# Gay Exorcism



## Departure Song (Jun 25, 2009)

THE POWER OF BOOBS COMPEL YOU!

Sounds like a fun party.


----------



## Yarnchu (Jun 25, 2009)

...Oh wow. This...is indescribable, but I'll try anyways.

WHAT THE FUCK!? Who in their right mind gets a kid exorcised because he is gay? That would be like me shaving the hair of a monkey because I didn't like it's hair. It makes no sense WHAT-SO-EVER. Jesus-christ people, I know you don't believe a gay man's lifestyle is right, but exorcising a child because he is gay?

Ugh. Stupidity makes me sick.


----------



## Vladimir Putin's LJ (Jun 25, 2009)

your mother father sucks cocks in hell


----------



## Yarnchu (Jun 25, 2009)

Who thinks we should start worshiping Satan? You know, the guy that DOESN'T shun gay people?


----------



## Vladimir Putin's LJ (Jun 25, 2009)

I don't worship anything so I choose my own rules, win-win!


----------



## goldenquagsire (Jun 25, 2009)

superyoshi888 said:


> Who thinks we should start worshiping Satan? You know, the guy that DOESN'T shun gay people?


fuck Satan, he's full of shit.

you people should be worshipping Almighty Cthulhu, He Who Sleeps at R'lyeh. eldritch abominations could pwn Satan any day. he's also got a liberal stance on homosexuals, drug use and japanese tentacle porn.

@topic: wow, fail.


----------



## Zuu (Jun 25, 2009)

I think LaVeyan Satanism is cool... but anyway, this is stupid but it doesn't surprise me in the least.


----------



## Elfin (Jun 25, 2009)

A.. gay.. exorcism.. to get rid of "homosexual demons"..
(This is the sound of me banging my head against the desk repeatedly)
I'm going to say the people doing this are completely insane, and leave it at that. I have no idea how else to respond..


----------



## ignore_this_acct (Jun 25, 2009)

This is horrible.  Just because people do stuff like this doesent mean  They will get rid of it.  Hitler never got rid of the jewish religion when he had the holicost


----------



## Vladimir Putin's LJ (Jun 25, 2009)

Pinestar said:


> This is horrible.  Just because people do stuff like this doesent mean  They will get rid of it.  Hitler never got rid of the jewish religion when he had the holicost


Er, I'm pretty sure Hitler also had a pretty decent gripe with the Jewish race and not just the Jewish religion.
And they're not comparable events :/


----------



## Doctor Jimmy (Jun 25, 2009)

The bible says homosexuals go to Hell. Nowhere did it say humans can send them there.

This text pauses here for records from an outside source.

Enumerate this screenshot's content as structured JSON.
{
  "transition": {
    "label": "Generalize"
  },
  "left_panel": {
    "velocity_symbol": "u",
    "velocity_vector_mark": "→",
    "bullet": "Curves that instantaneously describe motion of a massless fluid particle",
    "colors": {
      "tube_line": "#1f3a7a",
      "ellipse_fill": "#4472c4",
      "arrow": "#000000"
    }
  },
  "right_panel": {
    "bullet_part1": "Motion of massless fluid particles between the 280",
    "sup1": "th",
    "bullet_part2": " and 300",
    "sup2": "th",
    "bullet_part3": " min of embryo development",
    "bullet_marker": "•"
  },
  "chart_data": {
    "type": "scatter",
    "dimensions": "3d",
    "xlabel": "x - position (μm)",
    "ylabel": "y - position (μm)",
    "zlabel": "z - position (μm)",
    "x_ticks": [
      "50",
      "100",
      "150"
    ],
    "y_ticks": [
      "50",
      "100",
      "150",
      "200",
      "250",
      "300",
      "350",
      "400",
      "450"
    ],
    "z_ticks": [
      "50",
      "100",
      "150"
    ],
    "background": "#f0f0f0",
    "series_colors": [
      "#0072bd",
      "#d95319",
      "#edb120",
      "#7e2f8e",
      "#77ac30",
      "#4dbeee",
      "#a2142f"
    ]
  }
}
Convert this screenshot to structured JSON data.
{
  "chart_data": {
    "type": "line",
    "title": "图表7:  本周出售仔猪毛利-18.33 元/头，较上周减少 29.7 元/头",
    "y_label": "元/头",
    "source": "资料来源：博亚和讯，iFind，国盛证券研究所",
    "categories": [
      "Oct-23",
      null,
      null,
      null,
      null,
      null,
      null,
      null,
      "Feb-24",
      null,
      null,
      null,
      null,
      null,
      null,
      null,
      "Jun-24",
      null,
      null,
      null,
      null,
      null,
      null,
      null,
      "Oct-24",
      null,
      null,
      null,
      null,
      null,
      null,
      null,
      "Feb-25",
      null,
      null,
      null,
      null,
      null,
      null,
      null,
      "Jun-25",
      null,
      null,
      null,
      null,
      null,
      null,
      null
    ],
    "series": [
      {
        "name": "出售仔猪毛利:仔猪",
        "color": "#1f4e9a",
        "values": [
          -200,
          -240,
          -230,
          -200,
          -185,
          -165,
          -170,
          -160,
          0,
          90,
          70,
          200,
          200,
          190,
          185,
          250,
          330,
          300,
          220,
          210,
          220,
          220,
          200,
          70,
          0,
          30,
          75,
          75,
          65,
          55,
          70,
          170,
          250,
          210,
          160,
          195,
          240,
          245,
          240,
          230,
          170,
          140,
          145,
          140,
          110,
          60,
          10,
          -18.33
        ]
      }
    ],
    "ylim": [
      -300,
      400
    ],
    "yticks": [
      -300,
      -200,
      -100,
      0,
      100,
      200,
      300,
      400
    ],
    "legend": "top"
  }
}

I hate hypocrites. Especially ones like these.


----------



## Vladimir Putin's LJ (Jun 26, 2009)

It actually says men who have sex with men go to hell, which means that this kid probably didn't even 'risk' anything yet because I find it highly unlikely he'd gotten laid already :/


----------



## Blastoise Fortooate (Jun 26, 2009)

> I'm going to say the people doing this are completely insane


The saddest part is that they're probably completely sane. Just very, very, very wrong.


----------



## Harlequin (Jun 26, 2009)




----------



## mehwmew (Jun 26, 2009)

Haha, 'homosexual demons' ....XD ~EPICFAIL~ wtf. I thought *ill probably die for saying this* America was the land of the free. (i know lotsa people get lotsa things, but America is land of the freeifyouhavethemoneytopayforitandarenotgay. -headdesk- preistfail


----------



## Dinru (Jun 26, 2009)

There are few words. That is horrible... if their theology is, in fact, correct, they will be the ones to burn in hell. Live and let live.

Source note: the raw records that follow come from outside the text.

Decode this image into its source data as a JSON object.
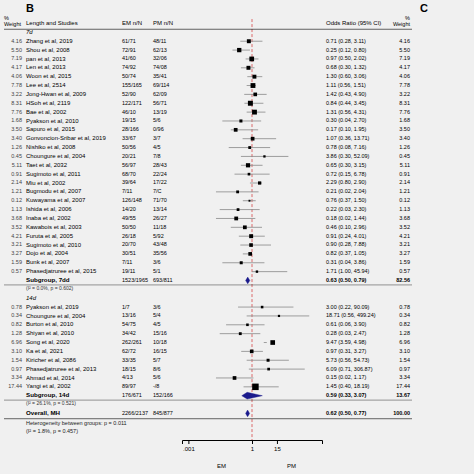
{
  "chart_data": {
    "type": "forest",
    "panel_labels": [
      "B",
      "C"
    ],
    "headers": {
      "weight_left": "%\nWeight",
      "studies": "Length and Studies",
      "em": "EM n/N",
      "pm": "PM n/N",
      "or": "Odds Ratio (95% CI)",
      "weight_right": "%\nWeight"
    },
    "groups": [
      {
        "label": "7d",
        "studies": [
          {
            "name": "Zhang et al, 2019",
            "em": "61/71",
            "pm": "48/11",
            "or": 0.71,
            "ci_lo": 0.28,
            "ci_hi": 3.11,
            "weight": 4.16,
            "weight_label": "4.16",
            "or_label": "0.71 (0.28, 3.11)"
          },
          {
            "name": "Shou et al, 2008",
            "em": "72/91",
            "pm": "62/13",
            "or": 0.25,
            "ci_lo": 0.12,
            "ci_hi": 0.8,
            "weight": 5.5,
            "weight_label": "5.50",
            "or_label": "0.25 (0.12, 0.80)"
          },
          {
            "name": "pan et al, 2013",
            "em": "41/60",
            "pm": "32/06",
            "or": 0.97,
            "ci_lo": 0.5,
            "ci_hi": 2.02,
            "weight": 7.19,
            "weight_label": "7.19",
            "or_label": "0.97 (0.50, 2.02)"
          },
          {
            "name": "Len et al, 2013",
            "em": "74/92",
            "pm": "74/08",
            "or": 0.68,
            "ci_lo": 0.3,
            "ci_hi": 1.32,
            "weight": 4.17,
            "weight_label": "4.17",
            "or_label": "0.68 (0.30, 1.32)"
          },
          {
            "name": "Woon et al, 2015",
            "em": "50/74",
            "pm": "35/41",
            "or": 1.3,
            "ci_lo": 0.6,
            "ci_hi": 3.06,
            "weight": 4.06,
            "weight_label": "4.06",
            "or_label": "1.30 (0.60, 3.06)"
          },
          {
            "name": "Lee et al, 2514",
            "em": "155/165",
            "pm": "69/114",
            "or": 1.11,
            "ci_lo": 0.56,
            "ci_hi": 1.51,
            "weight": 7.78,
            "weight_label": "7.78",
            "or_label": "1.11 (0.56, 1.51)"
          },
          {
            "name": "Jong-Hwan et al, 2009",
            "em": "52/90",
            "pm": "62/09",
            "or": 1.42,
            "ci_lo": 0.43,
            "ci_hi": 4.9,
            "weight": 3.22,
            "weight_label": "3.22",
            "or_label": "1.42 (0.43, 4.90)"
          },
          {
            "name": "HSoh et al, 2119",
            "em": "122/171",
            "pm": "56/71",
            "or": 0.84,
            "ci_lo": 0.44,
            "ci_hi": 3.45,
            "weight": 8.31,
            "weight_label": "8.31",
            "or_label": "0.84 (0.44, 3.45)"
          },
          {
            "name": "Bae et al, 2002",
            "em": "46/10",
            "pm": "13/19",
            "or": 1.31,
            "ci_lo": 0.56,
            "ci_hi": 4.31,
            "weight": 7.76,
            "weight_label": "7.76",
            "or_label": "1.31 (0.56, 4.31)"
          },
          {
            "name": "Pyakson et al, 2010",
            "em": "19/15",
            "pm": "5/6",
            "or": 0.3,
            "ci_lo": 0.04,
            "ci_hi": 2.7,
            "weight": 1.68,
            "weight_label": "1.68",
            "or_label": "0.30 (0.04, 2.70)"
          },
          {
            "name": "Sapuro et al, 2015",
            "em": "28/166",
            "pm": "0/96",
            "or": 0.17,
            "ci_lo": 0.1,
            "ci_hi": 1.95,
            "weight": 3.5,
            "weight_label": "3.50",
            "or_label": "0.17 (0.10, 1.95)"
          },
          {
            "name": "Gonvoncion-Sribar et al, 2019",
            "em": "33/67",
            "pm": "3/7",
            "or": 1.07,
            "ci_lo": 0.36,
            "ci_hi": 13.71,
            "weight": 3.4,
            "weight_label": "3.40",
            "or_label": "1.07 (0.36, 13.71)"
          },
          {
            "name": "Nishiko et al, 2008",
            "em": "50/56",
            "pm": "4/5",
            "or": 0.78,
            "ci_lo": 0.08,
            "ci_hi": 7.16,
            "weight": 1.26,
            "weight_label": "1.26",
            "or_label": "0.78 (0.08, 7.16)"
          },
          {
            "name": "Choungure et al, 2004",
            "em": "20/21",
            "pm": "7/8",
            "or": 3.86,
            "ci_lo": 0.3,
            "ci_hi": 52.09,
            "weight": 0.45,
            "weight_label": "0.45",
            "or_label": "3.86 (0.30, 52.09)"
          },
          {
            "name": "Taet et al, 2032",
            "em": "56/97",
            "pm": "28/43",
            "or": 0.65,
            "ci_lo": 0.3,
            "ci_hi": 3.15,
            "weight": 5.11,
            "weight_label": "5.11",
            "or_label": "0.65 (0.30, 3.15)"
          },
          {
            "name": "Sugimoto et al, 2011",
            "em": "68/70",
            "pm": "22/24",
            "or": 0.72,
            "ci_lo": 0.15,
            "ci_hi": 6.78,
            "weight": 0.91,
            "weight_label": "0.91",
            "or_label": "0.72 (0.15, 6.78)"
          },
          {
            "name": "Miu et al, 2002",
            "em": "39/64",
            "pm": "17/22",
            "or": 2.29,
            "ci_lo": 0.8,
            "ci_hi": 2.9,
            "weight": 2.14,
            "weight_label": "2.14",
            "or_label": "2.29 (0.80, 2.90)"
          },
          {
            "name": "Bugmodu et al, 2007",
            "em": "7/11",
            "pm": "7/C",
            "or": 0.21,
            "ci_lo": 0.02,
            "ci_hi": 2.041,
            "weight": 1.21,
            "weight_label": "1.21",
            "or_label": "0.21 (0.02, 2.04)"
          },
          {
            "name": "Kuwayama et al, 2007",
            "em": "126/148",
            "pm": "71/70",
            "or": 0.76,
            "ci_lo": 0.37,
            "ci_hi": 1.5,
            "weight": 0.12,
            "weight_label": "0.12",
            "or_label": "0.76 (0.37, 1.50)"
          },
          {
            "name": "Ishida et al, 2006",
            "em": "14/20",
            "pm": "13/14",
            "or": 0.22,
            "ci_lo": 0.03,
            "ci_hi": 2.3,
            "weight": 1.13,
            "weight_label": "1.13",
            "or_label": "0.22 (0.03, 2.30)"
          },
          {
            "name": "Inaba et al, 2002",
            "em": "49/55",
            "pm": "26/27",
            "or": 0.18,
            "ci_lo": 0.02,
            "ci_hi": 1.44,
            "weight": 3.68,
            "weight_label": "3.68",
            "or_label": "0.18 (0.02, 1.44)"
          },
          {
            "name": "Kawabois et al, 2003",
            "em": "50/50",
            "pm": "11/18",
            "or": 0.46,
            "ci_lo": 0.1,
            "ci_hi": 2.96,
            "weight": 3.52,
            "weight_label": "3.52",
            "or_label": "0.46 (0.10, 2.96)"
          },
          {
            "name": "Furuta et al, 2005",
            "em": "26/18",
            "pm": "5/92",
            "or": 0.91,
            "ci_lo": 0.24,
            "ci_hi": 4.01,
            "weight": 4.21,
            "weight_label": "4.21",
            "or_label": "0.91 (0.24, 4.01)"
          },
          {
            "name": "Sugimoto et al, 2010",
            "em": "20/70",
            "pm": "43/48",
            "or": 0.9,
            "ci_lo": 0.28,
            "ci_hi": 7.88,
            "weight": 3.21,
            "weight_label": "3.21",
            "or_label": "0.90 (0.28, 7.88)"
          },
          {
            "name": "Dojo et al, 2004",
            "em": "30/51",
            "pm": "35/56",
            "or": 0.82,
            "ci_lo": 0.37,
            "ci_hi": 1.05,
            "weight": 3.27,
            "weight_label": "3.27",
            "or_label": "0.82 (0.37, 1.05)"
          },
          {
            "name": "Bunk et al, 2007",
            "em": "7/11",
            "pm": "3/6",
            "or": 0.31,
            "ci_lo": 0.04,
            "ci_hi": 3.86,
            "weight": 1.59,
            "weight_label": "1.59",
            "or_label": "0.31 (0.04, 3.86)"
          },
          {
            "name": "Phasedjatruree et al, 2015",
            "em": "19/11",
            "pm": "5/1",
            "or": 1.71,
            "ci_lo": 1.0,
            "ci_hi": 45.94,
            "weight": 0.57,
            "weight_label": "0.57",
            "or_label": "1.71 (1.00, 45.94)"
          }
        ],
        "subgroup": {
          "name": "Subgroup, 7dd",
          "em": "1523/1965",
          "pm": "693/811",
          "or": 0.63,
          "ci_lo": 0.5,
          "ci_hi": 0.79,
          "weight": 82.56,
          "weight_label": "82.56",
          "or_label": "0.63 (0.50, 0.79)",
          "het_text": "(I² = 0.0%, p = 0.602)"
        }
      },
      {
        "label": "14d",
        "studies": [
          {
            "name": "Pyakson et al, 2019",
            "em": "1/7",
            "pm": "3/6",
            "or": 3.0,
            "ci_lo": 0.22,
            "ci_hi": 90.09,
            "weight": 0.78,
            "weight_label": "0.78",
            "or_label": "3.00 (0.22, 90.09)"
          },
          {
            "name": "Choungure et al, 2004",
            "em": "13/16",
            "pm": "5/4",
            "or": 18.71,
            "ci_lo": 0.56,
            "ci_hi": 499.24,
            "weight": 0.34,
            "weight_label": "0.34",
            "or_label": "18.71 (0.56, 499.24)"
          },
          {
            "name": "Burton et al, 2010",
            "em": "54/75",
            "pm": "4/5",
            "or": 0.61,
            "ci_lo": 0.06,
            "ci_hi": 3.9,
            "weight": 0.82,
            "weight_label": "0.82",
            "or_label": "0.61 (0.06, 3.90)"
          },
          {
            "name": "Shiyan et al, 2010",
            "em": "34/42",
            "pm": "15/16",
            "or": 0.28,
            "ci_lo": 0.03,
            "ci_hi": 2.47,
            "weight": 1.28,
            "weight_label": "1.28",
            "or_label": "0.28 (0.03, 2.47)"
          },
          {
            "name": "Song et al, 2020",
            "em": "262/261",
            "pm": "10/18",
            "or": 9.47,
            "ci_lo": 3.59,
            "ci_hi": 4.98,
            "weight": 6.96,
            "weight_label": "6.96",
            "or_label": "9.47 (3.59, 4.98)"
          },
          {
            "name": "Ka et al, 2021",
            "em": "62/72",
            "pm": "16/15",
            "or": 0.97,
            "ci_lo": 0.31,
            "ci_hi": 3.271,
            "weight": 3.1,
            "weight_label": "3.10",
            "or_label": "0.97 (0.31, 3.27)"
          },
          {
            "name": "Kiricher et al, 2086",
            "em": "33/35",
            "pm": "5/7",
            "or": 5.73,
            "ci_lo": 0.56,
            "ci_hi": 54.73,
            "weight": 1.54,
            "weight_label": "1.54",
            "or_label": "5.73 (0.56, 54.73)"
          },
          {
            "name": "Phasedjatruree et al, 2013",
            "em": "18/15",
            "pm": "8/6",
            "or": 6.09,
            "ci_lo": 0.71,
            "ci_hi": 306.87,
            "weight": 0.97,
            "weight_label": "0.97",
            "or_label": "6.09 (0.71, 306.87)"
          },
          {
            "name": "Ahmad et al, 2014",
            "em": "4/13",
            "pm": "5/6",
            "or": 0.15,
            "ci_lo": 0.02,
            "ci_hi": 1.17,
            "weight": 3.34,
            "weight_label": "3.34",
            "or_label": "0.15 (0.02, 1.17)"
          },
          {
            "name": "Yangi et al, 2002",
            "em": "89/97",
            "pm": "-/8",
            "or": 1.45,
            "ci_lo": 0.4,
            "ci_hi": 18.19,
            "weight": 17.44,
            "weight_label": "17.44",
            "or_label": "1.45 (0.40, 18.19)"
          }
        ],
        "subgroup": {
          "name": "Subgroup, 14d",
          "em": "176/671",
          "pm": "152/166",
          "or": 0.59,
          "ci_lo": 0.33,
          "ci_hi": 3.07,
          "weight": 13.67,
          "weight_label": "13.67",
          "or_label": "0.59 (0.33, 3.07)",
          "het_text": "(I² = 26.1%, p = 0.521)"
        }
      }
    ],
    "overall": {
      "name": "Overall, MH",
      "em": "2266/2137",
      "pm": "845/877",
      "or": 0.62,
      "ci_lo": 0.5,
      "ci_hi": 0.77,
      "weight": 100.0,
      "weight_label": "100.00",
      "or_label": "0.62 (0.50, 0.77)"
    },
    "het_between": "Heterogeneity between groups: p = 0.011",
    "het_between2": "(I² = 1.8%, p = 0.457)",
    "xlabel_em": "EM",
    "xlabel_pm": "PM",
    "log": "x",
    "xlim": [
      0.0005,
      2000
    ],
    "xticks": [
      {
        "value": 0.001,
        "label": ".001"
      },
      1,
      15
    ],
    "reference_line": 1,
    "background": "#f0f0f0",
    "marker_color": "#000000",
    "diamond_color": "#1a1a8c",
    "ci_color": "#888888",
    "ref_line_color": "#cc0000"
  }
}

Also, Misfile reference for the win. That is all.


----------



## goldenquagsire (Jun 26, 2009)

> This is horrible. Just because people do stuff like this doesent mean They will get rid of it. Hitler never got rid of the jewish religion when he had the holicost


huh

that is one of the quickest invocations of Godwin's Law that I've ever seen. O_o

also that is probably the most hilarious misspelling of "holocaust" ever.


----------



## Harlequin (Jun 26, 2009)

I prefer to call it the lollercaust because

i mean

if you don't joke about it it's just too sad :(


----------



## Dewgong (Jun 26, 2009)

this is rather sad. :/ 



goldenquagsire said:


> japanese tentacle porn


really~? :>


----------



## goldenquagsire (Jun 26, 2009)

> I prefer to call it the lollercaust because
> 
> i mean
> 
> if you don't joke about it it's just too sad :(


lolicaust!



> really~? :>


yup. about half of Cthulhu's holy book is just tentacle porn. after all, the guy did write it himself. :)


----------



## Zuu (Jun 26, 2009)

goldenquagsire said:


> lolicaust!


this inspires hilarious and horrible images 

as for Cthulhu, yeah he's great but you guys need to find a better something to worship

I mean just because he's a sea-soaked perversion of a cephalopod... wait no he's awesome


----------



## goldenquagsire (Jun 26, 2009)

> this inspires hilarious and horrible images


which the Japanese shall one day draw and animate and sell to sex-starved westerners living in their parents' basement.



> as for Cthulhu, yeah he's great but you guys need to find a better something to worship
> 
> I mean just because he's a sea-soaked perversion of a cephalopod... wait no he's awesome


exactly!

can Jesus make people go insane? can Muhammed make pods of whales flee in terror? can Buddha conquer the world through fear?


----------



## Tailsy (Jun 26, 2009)

Harlequin said:


>


sob sob

dammit, sinister hand


----------